DAVID FOENKINOS Une séparation
IL A UN TALENT INDÉNIABLE POUR
LA CONCISION. Ses romans sont à la fois brefs et très nourris, et galopent le plus souvent vers une fin comme un coup de poing à l’estomac. Ici, David Foenkinos s’intéresse au chagrin d’amour d’une prof de français qui étudie avec ses élèves L’Éducation
sentimentale, de Flaubert. Autant dire qu’il se choisit un parrainage classique, façon de dire que le sujet ne date pas d’hier, mais que lui s’intéresse bien sûr à sa déclinaison contemporaine. Ainsi, Mathilde est terrassée quand Étienne, qu’elle pensait être l’homme de sa vie et qui d’ailleurs, lors d’un été idyllique en Croatie, a proposé qu’ils se marient, la quitte. Car est revenue la compagne précédente d’Étienne, qui lui avait fait faux bond pour se sauver en Australie, et Étienne a découvert qu’il l’aimait toujours. Il faut reconnaître que c’est assez atroce, le coup de l’ex qui vous reprend l’homme que vous avez consolé des tourments par elle infligés ! Bon, en même temps, on est quand même à l’époque où beaucoup de séparations se passent en mode : « Au fait, chéri, j’ai oublié de te dire, je te quitte, bisou, bisou ! » Dédramatisation maximale. Alors quoi, pourquoi Mathilde descendrait-elle au quatrième sous-sol, au point de perdre les pédales, de cesser de travailler et de devoir aller vivre chez sa soeur, Agathe, le mari de celle-ci et leur joli bébé ? Parce que, si d’un côté la liberté des moeurs et le polyamour sont censés avoir banalisé et atténué la douleur d’une rupture, de l’autre l’injonction de plus en plus insistante à la réussite et au bonheur transforme le chagrin en échec.
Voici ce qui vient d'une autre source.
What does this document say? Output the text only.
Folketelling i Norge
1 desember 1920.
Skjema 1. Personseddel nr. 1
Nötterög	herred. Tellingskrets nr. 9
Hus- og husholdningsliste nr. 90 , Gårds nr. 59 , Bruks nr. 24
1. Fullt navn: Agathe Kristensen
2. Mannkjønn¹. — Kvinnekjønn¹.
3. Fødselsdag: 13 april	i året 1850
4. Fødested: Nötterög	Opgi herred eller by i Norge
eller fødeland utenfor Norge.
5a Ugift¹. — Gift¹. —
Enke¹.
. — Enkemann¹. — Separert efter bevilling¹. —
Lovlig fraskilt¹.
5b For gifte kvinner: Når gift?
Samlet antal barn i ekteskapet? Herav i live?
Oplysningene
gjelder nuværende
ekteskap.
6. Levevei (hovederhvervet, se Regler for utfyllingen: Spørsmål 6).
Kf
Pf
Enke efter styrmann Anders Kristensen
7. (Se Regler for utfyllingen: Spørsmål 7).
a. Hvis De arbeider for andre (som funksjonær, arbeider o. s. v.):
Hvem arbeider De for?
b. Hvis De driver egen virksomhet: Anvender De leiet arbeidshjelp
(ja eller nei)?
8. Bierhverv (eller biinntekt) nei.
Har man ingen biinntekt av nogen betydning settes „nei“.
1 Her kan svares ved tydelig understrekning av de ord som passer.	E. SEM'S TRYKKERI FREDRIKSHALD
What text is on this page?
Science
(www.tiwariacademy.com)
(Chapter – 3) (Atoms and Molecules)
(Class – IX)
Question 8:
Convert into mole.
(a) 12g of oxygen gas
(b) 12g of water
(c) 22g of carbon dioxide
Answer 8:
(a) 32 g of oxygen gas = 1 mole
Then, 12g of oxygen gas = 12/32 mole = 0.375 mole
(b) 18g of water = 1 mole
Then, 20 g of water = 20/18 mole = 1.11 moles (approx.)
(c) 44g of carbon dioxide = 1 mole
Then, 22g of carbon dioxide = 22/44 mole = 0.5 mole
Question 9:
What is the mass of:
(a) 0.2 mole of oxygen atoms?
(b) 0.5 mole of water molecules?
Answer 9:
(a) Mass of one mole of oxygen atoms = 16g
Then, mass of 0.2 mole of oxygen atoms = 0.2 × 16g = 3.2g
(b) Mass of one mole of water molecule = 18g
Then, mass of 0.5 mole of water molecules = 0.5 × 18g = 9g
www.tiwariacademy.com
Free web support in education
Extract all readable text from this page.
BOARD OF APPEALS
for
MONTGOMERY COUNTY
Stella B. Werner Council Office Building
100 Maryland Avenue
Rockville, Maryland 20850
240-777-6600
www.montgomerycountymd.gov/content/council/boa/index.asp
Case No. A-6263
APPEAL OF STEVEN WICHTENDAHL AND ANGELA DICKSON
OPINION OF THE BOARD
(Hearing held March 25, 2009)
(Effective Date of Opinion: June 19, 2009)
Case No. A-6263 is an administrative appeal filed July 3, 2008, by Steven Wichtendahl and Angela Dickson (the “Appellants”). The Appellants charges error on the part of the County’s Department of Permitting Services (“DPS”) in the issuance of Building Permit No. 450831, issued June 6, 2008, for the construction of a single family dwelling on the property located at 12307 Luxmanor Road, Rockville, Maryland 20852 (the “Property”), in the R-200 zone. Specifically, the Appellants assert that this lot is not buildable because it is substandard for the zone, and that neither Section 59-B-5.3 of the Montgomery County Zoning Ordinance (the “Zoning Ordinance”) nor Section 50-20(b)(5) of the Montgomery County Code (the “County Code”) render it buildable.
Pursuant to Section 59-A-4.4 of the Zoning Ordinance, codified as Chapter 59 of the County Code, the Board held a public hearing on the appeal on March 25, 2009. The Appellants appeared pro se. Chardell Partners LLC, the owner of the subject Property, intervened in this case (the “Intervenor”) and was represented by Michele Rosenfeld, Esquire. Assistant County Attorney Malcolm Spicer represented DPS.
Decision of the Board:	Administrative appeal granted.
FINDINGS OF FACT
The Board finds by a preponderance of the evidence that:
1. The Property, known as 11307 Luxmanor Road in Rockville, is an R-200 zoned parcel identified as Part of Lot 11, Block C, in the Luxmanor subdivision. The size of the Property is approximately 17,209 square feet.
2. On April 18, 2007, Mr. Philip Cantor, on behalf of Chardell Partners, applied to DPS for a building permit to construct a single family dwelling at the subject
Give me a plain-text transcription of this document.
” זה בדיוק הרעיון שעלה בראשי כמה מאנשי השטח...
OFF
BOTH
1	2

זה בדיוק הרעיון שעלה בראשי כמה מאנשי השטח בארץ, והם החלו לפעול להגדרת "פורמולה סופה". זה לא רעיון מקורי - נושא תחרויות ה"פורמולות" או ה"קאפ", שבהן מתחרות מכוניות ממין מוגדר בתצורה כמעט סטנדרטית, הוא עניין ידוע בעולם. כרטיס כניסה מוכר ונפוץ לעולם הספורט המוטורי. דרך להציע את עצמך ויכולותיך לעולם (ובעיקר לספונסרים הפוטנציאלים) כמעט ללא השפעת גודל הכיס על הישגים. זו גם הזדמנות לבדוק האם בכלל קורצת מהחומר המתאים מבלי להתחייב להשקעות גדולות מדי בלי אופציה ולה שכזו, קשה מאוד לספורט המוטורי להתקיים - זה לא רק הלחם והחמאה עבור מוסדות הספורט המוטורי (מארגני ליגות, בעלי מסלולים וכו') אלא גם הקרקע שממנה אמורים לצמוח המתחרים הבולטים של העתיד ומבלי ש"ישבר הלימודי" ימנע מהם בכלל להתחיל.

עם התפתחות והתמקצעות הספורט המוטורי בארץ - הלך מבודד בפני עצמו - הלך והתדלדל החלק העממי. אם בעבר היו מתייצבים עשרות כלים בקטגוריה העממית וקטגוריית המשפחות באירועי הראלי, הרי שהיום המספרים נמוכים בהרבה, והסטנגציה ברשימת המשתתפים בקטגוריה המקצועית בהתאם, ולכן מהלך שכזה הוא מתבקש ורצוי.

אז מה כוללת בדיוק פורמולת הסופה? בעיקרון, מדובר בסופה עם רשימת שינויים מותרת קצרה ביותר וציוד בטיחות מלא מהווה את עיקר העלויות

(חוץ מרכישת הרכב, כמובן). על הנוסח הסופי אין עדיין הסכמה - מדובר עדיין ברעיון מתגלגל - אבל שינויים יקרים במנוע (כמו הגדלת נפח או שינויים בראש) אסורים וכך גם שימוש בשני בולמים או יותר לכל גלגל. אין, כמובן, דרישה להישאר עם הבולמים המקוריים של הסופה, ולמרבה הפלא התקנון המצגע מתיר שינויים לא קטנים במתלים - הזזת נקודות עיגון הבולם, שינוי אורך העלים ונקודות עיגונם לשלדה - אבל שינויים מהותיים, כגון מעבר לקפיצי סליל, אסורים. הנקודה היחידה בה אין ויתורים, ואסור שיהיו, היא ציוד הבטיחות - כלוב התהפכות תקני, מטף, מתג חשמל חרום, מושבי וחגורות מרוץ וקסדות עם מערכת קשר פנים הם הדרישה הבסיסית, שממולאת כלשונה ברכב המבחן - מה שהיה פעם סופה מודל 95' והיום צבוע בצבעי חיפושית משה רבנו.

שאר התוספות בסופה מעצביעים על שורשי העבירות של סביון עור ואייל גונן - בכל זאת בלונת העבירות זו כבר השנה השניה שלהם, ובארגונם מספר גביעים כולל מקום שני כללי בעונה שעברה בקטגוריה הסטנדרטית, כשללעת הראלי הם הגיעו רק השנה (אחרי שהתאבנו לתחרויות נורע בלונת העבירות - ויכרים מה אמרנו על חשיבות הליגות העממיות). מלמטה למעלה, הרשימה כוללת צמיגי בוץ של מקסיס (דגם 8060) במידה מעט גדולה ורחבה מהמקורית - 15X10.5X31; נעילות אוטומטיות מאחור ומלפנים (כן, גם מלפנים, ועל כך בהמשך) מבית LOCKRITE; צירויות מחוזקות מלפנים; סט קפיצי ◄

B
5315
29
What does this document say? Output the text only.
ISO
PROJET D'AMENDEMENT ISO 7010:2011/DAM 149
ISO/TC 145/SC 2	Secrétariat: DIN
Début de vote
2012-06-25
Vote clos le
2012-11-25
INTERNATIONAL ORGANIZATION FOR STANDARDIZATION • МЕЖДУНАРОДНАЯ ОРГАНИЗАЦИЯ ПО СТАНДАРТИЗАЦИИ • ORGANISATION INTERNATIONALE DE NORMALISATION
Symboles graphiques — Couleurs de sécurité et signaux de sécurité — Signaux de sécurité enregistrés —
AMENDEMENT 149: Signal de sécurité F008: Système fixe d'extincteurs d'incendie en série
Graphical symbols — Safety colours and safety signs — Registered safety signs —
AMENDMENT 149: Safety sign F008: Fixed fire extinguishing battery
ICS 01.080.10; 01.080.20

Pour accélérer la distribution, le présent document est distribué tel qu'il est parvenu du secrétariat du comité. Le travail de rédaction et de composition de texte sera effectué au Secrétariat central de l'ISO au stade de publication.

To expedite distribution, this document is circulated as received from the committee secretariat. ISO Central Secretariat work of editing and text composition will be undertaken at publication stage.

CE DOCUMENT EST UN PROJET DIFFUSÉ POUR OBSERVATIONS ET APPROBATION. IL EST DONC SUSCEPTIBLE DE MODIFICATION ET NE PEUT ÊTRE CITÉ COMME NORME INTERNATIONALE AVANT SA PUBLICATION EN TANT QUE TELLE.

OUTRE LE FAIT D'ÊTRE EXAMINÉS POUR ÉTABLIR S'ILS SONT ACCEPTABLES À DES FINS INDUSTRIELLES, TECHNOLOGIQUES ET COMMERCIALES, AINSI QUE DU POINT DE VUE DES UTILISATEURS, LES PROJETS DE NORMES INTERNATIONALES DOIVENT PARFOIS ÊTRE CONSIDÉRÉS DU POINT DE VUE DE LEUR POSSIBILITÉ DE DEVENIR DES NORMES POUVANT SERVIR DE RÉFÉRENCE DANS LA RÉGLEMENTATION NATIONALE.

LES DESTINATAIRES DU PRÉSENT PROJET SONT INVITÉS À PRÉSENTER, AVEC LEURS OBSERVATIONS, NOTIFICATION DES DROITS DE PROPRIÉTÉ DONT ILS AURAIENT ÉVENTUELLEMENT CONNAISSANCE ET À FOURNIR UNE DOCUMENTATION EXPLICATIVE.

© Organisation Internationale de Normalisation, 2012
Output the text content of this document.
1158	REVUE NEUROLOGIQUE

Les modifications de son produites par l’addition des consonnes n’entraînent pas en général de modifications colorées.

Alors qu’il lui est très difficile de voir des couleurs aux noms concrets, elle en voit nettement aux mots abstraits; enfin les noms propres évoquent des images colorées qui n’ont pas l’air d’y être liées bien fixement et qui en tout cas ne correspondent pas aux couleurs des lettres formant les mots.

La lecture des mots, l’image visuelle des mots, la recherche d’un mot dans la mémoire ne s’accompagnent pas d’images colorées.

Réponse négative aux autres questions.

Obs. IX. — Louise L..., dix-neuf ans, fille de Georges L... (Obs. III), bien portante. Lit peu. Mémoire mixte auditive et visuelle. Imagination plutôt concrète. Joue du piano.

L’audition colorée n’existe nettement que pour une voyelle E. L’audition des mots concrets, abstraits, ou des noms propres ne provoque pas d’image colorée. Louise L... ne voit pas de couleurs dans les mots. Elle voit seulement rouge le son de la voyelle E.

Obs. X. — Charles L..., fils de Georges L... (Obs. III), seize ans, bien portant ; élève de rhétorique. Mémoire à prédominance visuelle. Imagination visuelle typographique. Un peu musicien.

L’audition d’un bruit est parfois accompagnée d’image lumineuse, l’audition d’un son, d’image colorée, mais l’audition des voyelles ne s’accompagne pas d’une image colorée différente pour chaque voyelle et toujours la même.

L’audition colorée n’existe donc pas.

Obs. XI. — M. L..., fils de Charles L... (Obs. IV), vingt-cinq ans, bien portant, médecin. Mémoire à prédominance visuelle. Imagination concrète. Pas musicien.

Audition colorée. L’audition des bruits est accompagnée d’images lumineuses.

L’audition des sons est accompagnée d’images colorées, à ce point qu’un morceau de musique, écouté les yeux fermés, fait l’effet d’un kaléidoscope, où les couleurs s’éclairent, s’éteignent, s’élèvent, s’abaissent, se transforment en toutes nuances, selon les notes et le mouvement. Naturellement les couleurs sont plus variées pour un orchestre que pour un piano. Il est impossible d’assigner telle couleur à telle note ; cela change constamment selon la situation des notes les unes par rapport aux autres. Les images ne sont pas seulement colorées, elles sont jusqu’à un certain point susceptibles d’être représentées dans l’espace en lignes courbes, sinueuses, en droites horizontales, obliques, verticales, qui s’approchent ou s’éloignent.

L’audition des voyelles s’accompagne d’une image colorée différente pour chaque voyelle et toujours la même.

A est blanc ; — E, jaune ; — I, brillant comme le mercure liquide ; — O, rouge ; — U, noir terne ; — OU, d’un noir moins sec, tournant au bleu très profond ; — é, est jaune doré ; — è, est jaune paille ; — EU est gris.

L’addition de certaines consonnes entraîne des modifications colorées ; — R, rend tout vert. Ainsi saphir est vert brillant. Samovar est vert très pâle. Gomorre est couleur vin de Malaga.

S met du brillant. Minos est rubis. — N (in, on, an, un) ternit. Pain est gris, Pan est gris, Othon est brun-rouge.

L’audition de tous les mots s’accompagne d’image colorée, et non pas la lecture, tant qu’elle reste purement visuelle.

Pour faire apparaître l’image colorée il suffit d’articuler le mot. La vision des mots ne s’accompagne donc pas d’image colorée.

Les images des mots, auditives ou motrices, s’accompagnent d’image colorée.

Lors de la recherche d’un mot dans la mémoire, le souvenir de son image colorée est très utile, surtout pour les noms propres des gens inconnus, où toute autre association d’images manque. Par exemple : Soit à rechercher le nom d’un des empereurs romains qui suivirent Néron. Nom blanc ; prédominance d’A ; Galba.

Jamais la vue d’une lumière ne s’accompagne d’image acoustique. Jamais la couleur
Si vous êtes plaqué, c’est que vous êtes dans le camp des nuls et des vaincus. Et ça, c’est insupportable. Alors avoir sous le nez la vie comblée d’Agathe n’est peutêtre pas la meilleure option pour que Mathilde se reconstruise. La rivalité entre les deux soeurs enfle, et Foenkinos nous entraîne vers des rivages terribles. Virtuose. I. P.